American journalist (born 1983)

Gabriel Arana (born April 10, 1983) is an American journalist. He was previously editor-in-chief of the Texas Observer, contributing writer at Salon, senior editor at The Huffington Post, and senior editor at The American Prospect. His articles have appeared in publications including The New York Times, The Atlantic, The New Republic, The Nation, The Advocate, and The Daily Beast. He is also known for writing a 2012 profile of the ex-gay movement in which psychiatrist Robert Spitzer repudiated his work supporting sexual orientation change efforts.
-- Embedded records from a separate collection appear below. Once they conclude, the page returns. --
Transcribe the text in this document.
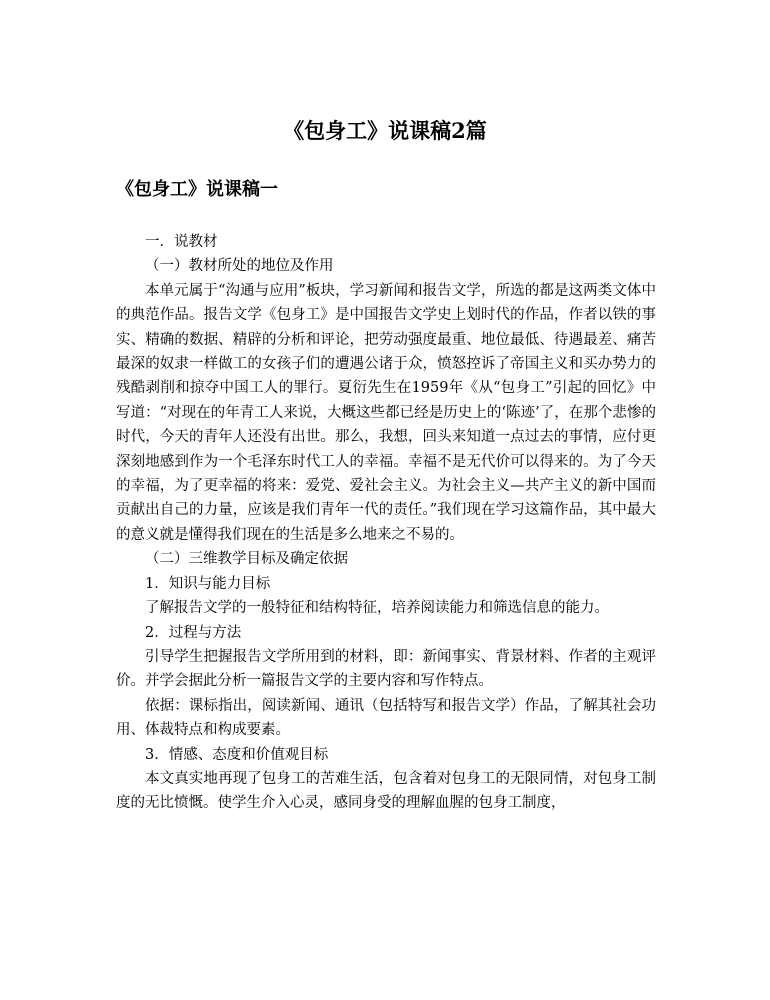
《包身工》说课稿2篇
《包身工》说课稿一

一．说教材

（一）教材所处的地位及作用

本单元属于“沟通与应用”板块，学习新闻和报告文学，所选的都是这两类文体中的典范作品。报告文学《包身工》是中国报告文学史上划时代的作品，作者以铁的事实、精确的数据、精辟的分析和评论，把劳动强度最重、地位最低、待遇最差、痛苦最深的奴隶一样做工的女孩子们的遭遇公诸于众，愤怒控诉了帝国主义和买办势力的残酷剥削和掠夺中国工人的罪行。夏衍先生在1959年《从“包身工”引起的回忆》中写道：“对现在的年青工人来说，大概这些都已经是历史上的‘陈迹’了，在那个悲惨的时代，今天的青年人还没有出世。那么，我想，回头来知道一点过去的事情，应付更深刻地感到作为一个毛泽东时代工人的幸福。幸福不是无代价可以得来的。为了今天的幸福，为了更幸福的将来：爱党、爱社会主义。为社会主义—共产主义的新中国而贡献出自己的力量，应该是我们青年一代的责任。”我们现在学习这篇作品，其中最大的意义就是懂得我们现在的生活是多么地来之不易的。

（二）三维教学目标及确定依据

1．知识与能力目标

了解报告文学的一般特征和结构特征，培养阅读能力和筛选信息的能力。

2．过程与方法

引导学生把握报告文学所用到的材料，即：新闻事实、背景材料、作者的主观评价。并学会据此分析一篇报告文学的主要内容和写作特点。

依据：课标指出，阅读新闻、通讯（包括特写和报告文学）作品，了解其社会功用、体裁特点和构成要素。

3．情感、态度和价值观目标

本文真实地再现了包身工的苦难生活，包含着对包身工的无限同情，对包身工制度的无比愤慨。使学生介入心灵，感同身受的理解血腥的包身工制度，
After the article was published, Spitzer released a letter apologizing to the gay community, citing his interaction with Arana. In 2010, Arana was nominated for a GLAAD Media Award for Outstanding Magazine Article for a feature story on the legal challenge to California's Proposition 8. In 2014, he was awarded the National Lesbian and Gay Journalists Association's Excellence in Feature Writing Award for his profile of activist Dan Choi. He has been a guest on television and radio talk shows including The Dr. Oz Show, Rachel Maddow, Starting Point, and Talk of the Nation.

== Texas Observer ==

In March 2023, the board of the Texas Observer voted to lay off the entire staff of the magazine and cease publication because of a budget shortfall. Led by Arana, the staff of the Observer launched a successful fundraising campaign that raised more than $300,000 over the span of a few days, leading the board to rescind the layoffs.

== Personal background ==
Gabriel Arana grew up in Nogales, Arizona, on the Mexico–United States border. He attended Yale University where he wrote for the Yale Daily News and graduated with a degree in linguistics. He then attended Cornell University, from which he holds a master's degree, also in linguistics. He married his same-sex partner in Washington, D.C. in 2011.